Ten & A Half Things That Kill A Conversation Quickly


10. Things I don’t know anything about. (Translation: Things I would write in my “Things I give an Eff about notebook”) ☛ Them: “You going to the concert?” Me: “Oh! Who’s coming?” Them “Justin Beiber.”  Me:

9. Bad Breath ☛ This is self-explanatory … you could stay and chat but you’re a man talking to another man, also it would be rude to throw-up in some(1)ne’s face.

8. A chatting chatty azz man ☛ I’m a man … “Ladies look at your man, now back at me, look at your man again, now back at me …” men get in and get out of conversations. If a dude lingers too long in the “I’ma boy” zone when he’s talking to another man. Look for me to start riding a horse backwards.

7. Repetition ☛ Every time I see you, you tell me the same thing. Go fall off a cliff so you’ll have some new stuff to talk about.

6. A long azz, on again off again engagement ☛ Face it “He’s just not that into you” and you’re never gonna get the deposit money back. Me: “Oh Ya’ll pushed it back until the Spring (again?) … well keep me posted! Listen, I have to go, gotta take Rocky to the Vet.” Her: “You don’t have a dog.” Me: 0_O

5. Conversations about Socialism ☛ Maybe I should listen … I mean with all your experience working the Frosty machine at Wendy’s. Unless you are a professor of History, Cultural Anthropology or Economics stop trying to kick knowledge son & go kick rocks.

4. Stop talking to me about the iPhone, iPad, iCar, iBoat ☛ *Deep Breath. Shots Fired. #pow #pow #pow* I don’t understand how I can admire a company soo much but hate them too. I won’t end the conversation, I’ll just provide tips on new apps that you should consider. Them: “I’m thirsty.” Me: “What? Your iPhone can’t turn the air into cool refreshing water? … There’s no app for that?”

3. Long Windedness ☛ Lil’ MrTramueL’s mother takes forever just to tell me that he needs some allergy medicine. Ms.Frenchie: “You remember the house where I grew up right? Me: “Yep. You’ve told me about it a  million times … can you make the long story short? You know how you do.” Ms.Frenchie: “Oh. Okay … Well, we used to have a window in my old bedroom, and my mama would leave it up at night so that ….” Me: “Places phone on mute. Walks away.”
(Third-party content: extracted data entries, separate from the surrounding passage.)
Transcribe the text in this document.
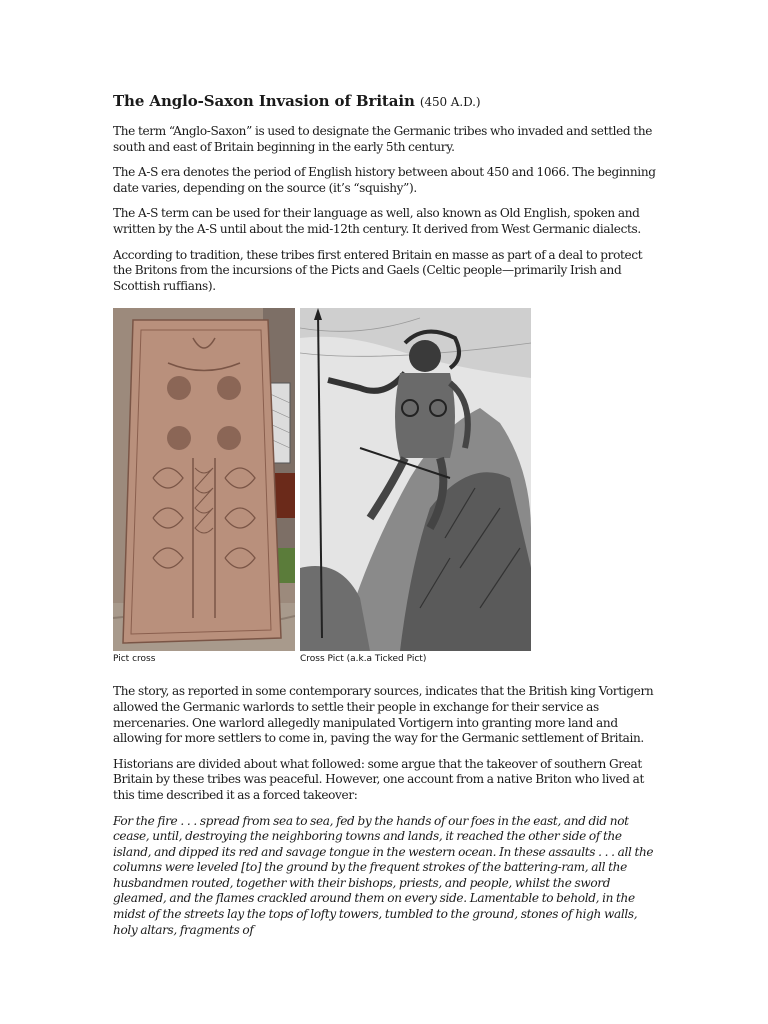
The Anglo-Saxon Invasion of Britain (450 A.D.)

The term “Anglo-Saxon” is used to designate the Germanic tribes who invaded and settled the south and east of Britain beginning in the early 5th century.

The A-S era denotes the period of English history between about 450 and 1066. The beginning date varies, depending on the source (it’s “squishy”).

The A-S term can be used for their language as well, also known as Old English, spoken and written by the A-S until about the mid-12th century. It derived from West Germanic dialects.

According to tradition, these tribes first entered Britain en masse as part of a deal to protect the Britons from the incursions of the Picts and Gaels (Celtic people—primarily Irish and Scottish ruffians).

Pict cross	Cross Pict (a.k.a Ticked Pict)

The story, as reported in some contemporary sources, indicates that the British king Vortigern allowed the Germanic warlords to settle their people in exchange for their service as mercenaries. One warlord allegedly manipulated Vortigern into granting more land and allowing for more settlers to come in, paving the way for the Germanic settlement of Britain.

Historians are divided about what followed: some argue that the takeover of southern Great Britain by these tribes was peaceful. However, one account from a native Briton who lived at this time described it as a forced takeover:

For the fire . . . spread from sea to sea, fed by the hands of our foes in the east, and did not cease, until, destroying the neighboring towns and lands, it reached the other side of the island, and dipped its red and savage tongue in the western ocean. In these assaults . . . all the columns were leveled [to] the ground by the frequent strokes of the battering-ram, all the husbandmen routed, together with their bishops, priests, and people, whilst the sword gleamed, and the flames crackled around them on every side. Lamentable to behold, in the midst of the streets lay the tops of lofty towers, tumbled to the ground, stones of high walls, holy altars, fragments of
2. People with American names who talk /sound funny on the phone ☛ Don’t ya’ll dare judge me! You know what I’m talking about … you call Apple support and Bob answers  but he sounds more like Madhav Kumar. *Dial Tone*

1. Carrying on side conversations ☛ Step away without a salutation or well wish and you get the dial tone. Your lil’ dyslexic child do that same stuff every time &  you feed into it! I’ma man, I’m only going to be a minute *Pause*  … tell lil’ Tommie to turn the book sideways and wait until you get off the phone.
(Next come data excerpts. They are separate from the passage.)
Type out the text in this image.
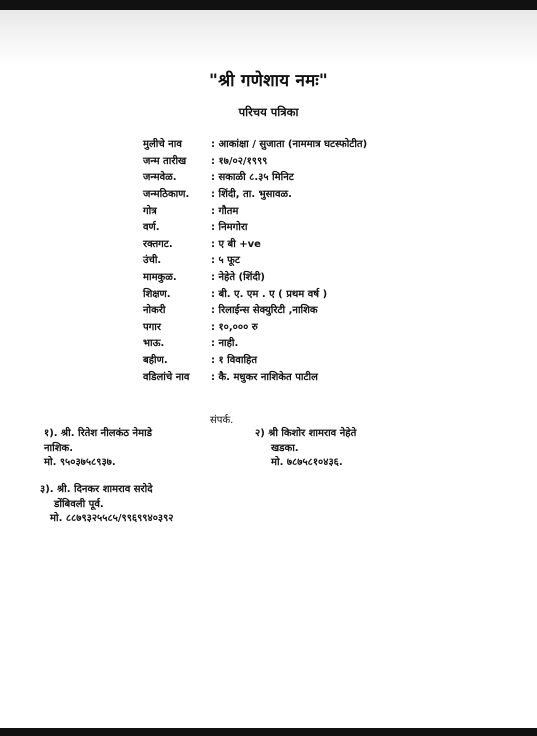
"श्री गणेशाय नमः"
परिचय पत्रिका
मुलीचे नाव	: आकांक्षा / सुजाता (नाममात्र घटस्फोटीत)
जन्म तारीख	: १७/०२/१९९९
जन्मवेळ.	: सकाळी ८.३५ मिनिट
जन्मठिकाण.	: शिंदी, ता. भुसावळ.
गोत्र	: गौतम
वर्ण.	: निमगोरा
रक्तगट.	: ए बी +ve
उंची.	: ५ फूट
मामकुळ.	: नेहेते (शिंदी)
शिक्षण.	: बी. ए. एम . ए ( प्रथम वर्ष )
नोकरी	: रिलाईन्स सेक्युरिटी ,नाशिक
पगार	: १०,००० रु
भाऊ.	: नाही.
बहीण.	: १ विवाहित
वडिलांचे नाव	: कै. मधुकर नाशिकेत पाटील
संपर्क.
१). श्री. रितेश नीलकंठ नेमाडे
नाशिक.
मो. ९५०३७५८९३७.
२) श्री किशोर शामराव नेहेते
खडका.
मो. ७८७५८१०४३६.
३). श्री. दिनकर शामराव सरोदे
डोंबिवली पूर्व.
मो. ८८७९३२५५८५/९९६९९४०३९२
0.5 (Number 3 Continues after 20 minutes) … *Comes back to phone* Ms.Frenchie:“ … the electrician had to install those three prong cords for the washing machine & the dryer …”
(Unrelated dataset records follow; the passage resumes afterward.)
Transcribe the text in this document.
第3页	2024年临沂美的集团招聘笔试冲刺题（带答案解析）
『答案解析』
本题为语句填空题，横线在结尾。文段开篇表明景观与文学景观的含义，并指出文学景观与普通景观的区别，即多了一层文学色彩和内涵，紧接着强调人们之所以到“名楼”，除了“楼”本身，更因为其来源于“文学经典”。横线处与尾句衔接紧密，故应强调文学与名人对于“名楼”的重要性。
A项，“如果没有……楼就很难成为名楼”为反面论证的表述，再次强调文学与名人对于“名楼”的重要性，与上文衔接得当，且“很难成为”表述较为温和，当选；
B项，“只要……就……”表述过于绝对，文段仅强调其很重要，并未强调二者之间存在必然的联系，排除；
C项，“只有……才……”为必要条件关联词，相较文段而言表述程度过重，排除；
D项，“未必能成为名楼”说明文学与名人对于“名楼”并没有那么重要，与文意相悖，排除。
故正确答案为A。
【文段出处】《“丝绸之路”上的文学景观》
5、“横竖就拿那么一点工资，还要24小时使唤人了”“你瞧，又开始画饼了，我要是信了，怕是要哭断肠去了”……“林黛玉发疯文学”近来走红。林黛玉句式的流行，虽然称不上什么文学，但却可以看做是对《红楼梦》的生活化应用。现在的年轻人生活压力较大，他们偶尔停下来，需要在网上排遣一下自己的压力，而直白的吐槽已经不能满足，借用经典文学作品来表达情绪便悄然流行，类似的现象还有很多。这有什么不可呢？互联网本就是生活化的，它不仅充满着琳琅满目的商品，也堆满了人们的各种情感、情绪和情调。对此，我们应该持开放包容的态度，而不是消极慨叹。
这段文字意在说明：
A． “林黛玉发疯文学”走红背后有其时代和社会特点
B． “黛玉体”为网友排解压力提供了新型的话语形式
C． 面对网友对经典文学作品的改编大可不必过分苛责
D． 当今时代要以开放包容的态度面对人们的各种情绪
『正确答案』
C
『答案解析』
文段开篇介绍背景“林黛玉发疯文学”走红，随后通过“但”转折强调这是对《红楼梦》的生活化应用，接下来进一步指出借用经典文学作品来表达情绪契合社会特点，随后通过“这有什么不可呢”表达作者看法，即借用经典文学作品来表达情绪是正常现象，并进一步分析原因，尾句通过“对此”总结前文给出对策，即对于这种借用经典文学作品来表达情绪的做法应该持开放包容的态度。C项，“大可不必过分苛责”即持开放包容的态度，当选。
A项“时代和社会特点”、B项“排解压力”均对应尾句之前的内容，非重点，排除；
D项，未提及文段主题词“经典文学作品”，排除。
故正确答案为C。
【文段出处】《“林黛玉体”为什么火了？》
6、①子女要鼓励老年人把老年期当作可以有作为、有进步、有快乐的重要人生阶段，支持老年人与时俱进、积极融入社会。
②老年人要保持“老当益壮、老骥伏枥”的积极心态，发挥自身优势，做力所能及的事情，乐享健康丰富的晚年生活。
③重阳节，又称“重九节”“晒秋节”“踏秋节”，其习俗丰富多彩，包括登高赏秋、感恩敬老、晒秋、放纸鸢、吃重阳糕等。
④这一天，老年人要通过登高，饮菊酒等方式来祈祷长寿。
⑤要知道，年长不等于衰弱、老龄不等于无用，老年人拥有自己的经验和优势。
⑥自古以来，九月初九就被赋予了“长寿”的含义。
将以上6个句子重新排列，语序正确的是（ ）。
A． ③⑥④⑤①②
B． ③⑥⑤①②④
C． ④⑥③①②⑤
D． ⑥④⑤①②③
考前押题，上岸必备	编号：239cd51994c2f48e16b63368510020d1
What drives you crazy on the phone? In person? At home … you get what I’m getting at! Answer the question!

Mr. “Give Up Conversation But Don’t Say Nothing” TramueL

*Disclaimer* Nothing wrong with working the frosty machine at Wendy’s. Somebody has to do it. Having an American name even though you have a thick azz accent. Lil’ Tommie really isn’t dyslexic, he’s special.